SIG’s warning set alarm bells ringing across the industry as it said a “deterioration in trading conditions” had worsened in recent weeks.
Shares of bigger rivals Travis Perkins, Howden Joinery Group and B&Q-Owner Kingfisher were all lower this morning.
Order books across the industry have declined in recent months, as Brexit-related uncertainty has ground industry decision-making to a halt.
Sheffield-based SIG provides specialist building products including thermal insulation, dry linings, flooring and ceiling products, across Europe.
It said management is “taking ongoing actions” to address the weak market, but still expects “significantly lower underlying profitability for the full year than its previous expectations”.
Separately, the company said it was looking to sell its air handling division to France Air for €222.7m (£199m).

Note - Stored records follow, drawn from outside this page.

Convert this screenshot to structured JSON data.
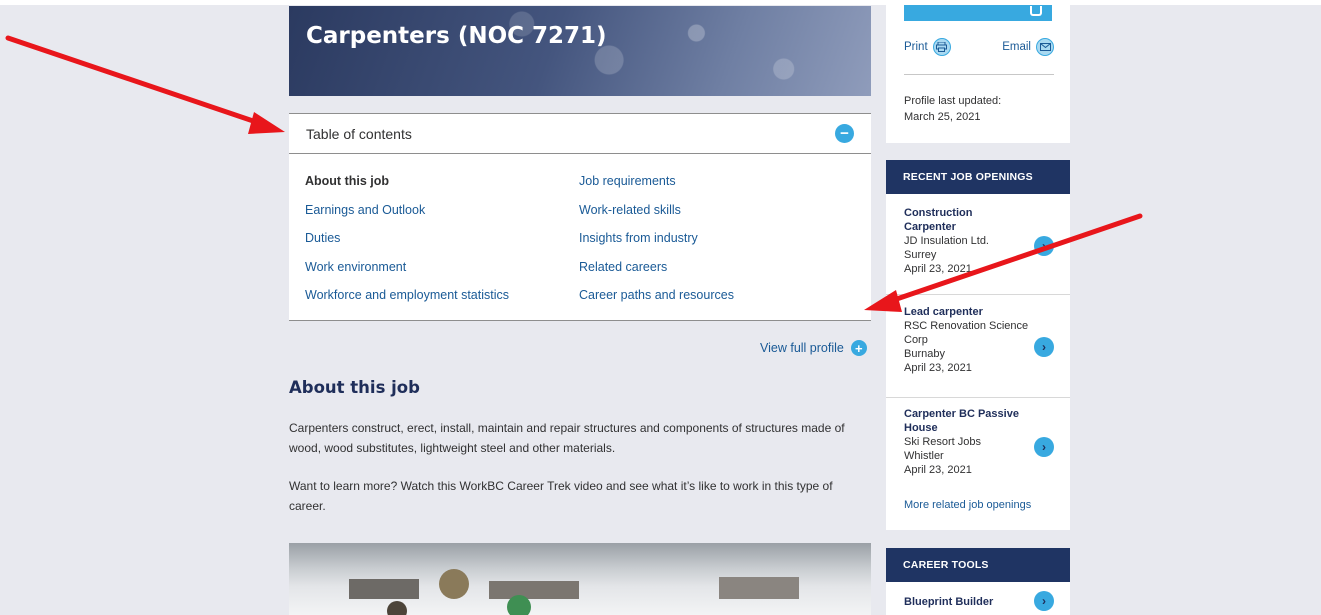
{
  "hero": {
    "title": "Carpenters (NOC 7271)"
  },
  "toc": {
    "title": "Table of contents",
    "collapse_symbol": "−",
    "col1": [
      "About this job",
      "Earnings and Outlook",
      "Duties",
      "Work environment",
      "Workforce and employment statistics"
    ],
    "col2": [
      "Job requirements",
      "Work-related skills",
      "Insights from industry",
      "Related careers",
      "Career paths and resources"
    ]
  },
  "view_full": {
    "label": "View full profile",
    "symbol": "+"
  },
  "about": {
    "title": "About this job",
    "p1": "Carpenters construct, erect, install, maintain and repair structures and components of structures made of wood, wood substitutes, lightweight steel and other materials.",
    "p2": "Want to learn more? Watch this WorkBC Career Trek video and see what it’s like to work in this type of career."
  },
  "sidebar": {
    "print_label": "Print",
    "email_label": "Email",
    "updated_label": "Profile last updated:",
    "updated_date": "March 25, 2021",
    "recent_head": "RECENT JOB OPENINGS",
    "jobs": [
      {
        "title": "Construction Carpenter",
        "employer": "JD Insulation Ltd.",
        "location": "Surrey",
        "date": "April 23, 2021"
      },
      {
        "title": "Lead carpenter",
        "employer": "RSC Renovation Science Corp",
        "location": "Burnaby",
        "date": "April 23, 2021"
      },
      {
        "title": "Carpenter BC Passive House",
        "employer": "Ski Resort Jobs",
        "location": "Whistler",
        "date": "April 23, 2021"
      }
    ],
    "more_jobs": "More related job openings",
    "tools_head": "CAREER TOOLS",
    "tools": [
      {
        "title": "Blueprint Builder"
      }
    ],
    "arrow_symbol": "›"
  },
  "colors": {
    "accent": "#38a9e0",
    "navy": "#1f3463",
    "link": "#1a5a96",
    "annotation": "#e8161b"
  },
  "icons": [
    "print-icon",
    "email-icon",
    "chevron-right-icon",
    "minus-icon",
    "plus-icon"
  ]
}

From the proceeds of that, £130m will be used to reduce the level of its total debt, which has more than doubled in the last 12 months.
It also announced it will sell its building solutions division to Kingspan for £37.5m.

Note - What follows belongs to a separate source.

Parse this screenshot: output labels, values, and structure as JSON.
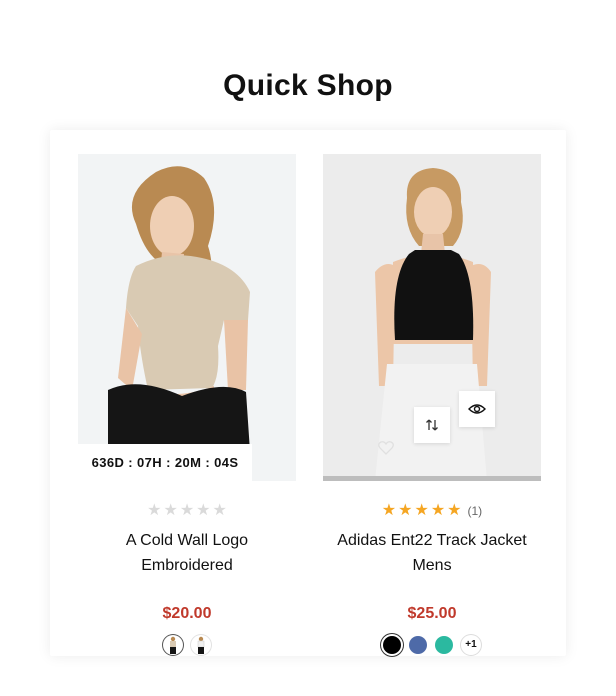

Construction hit by ‘political turmoil‘
Shore Capital analyst Graeme Kyle said the warning reflected “political turmoil impacting construction project decisions in the UK”.
Last week, a closely-followed survey of the industry showed UK construction activity fell at the second-fastest rate since the financial crisis in September.
IHS Markit’s construction purchasing managers’ index registered a score of 43.3 in September, meaning the sector shrank more severely than in August, when the score was 45. A reading below 50 indicates contraction.
“The construction sector offered another devastating result in September with the second fastest fall in new orders since March 2009 and the financial crisis,” said Duncan Brock, group director at Cips.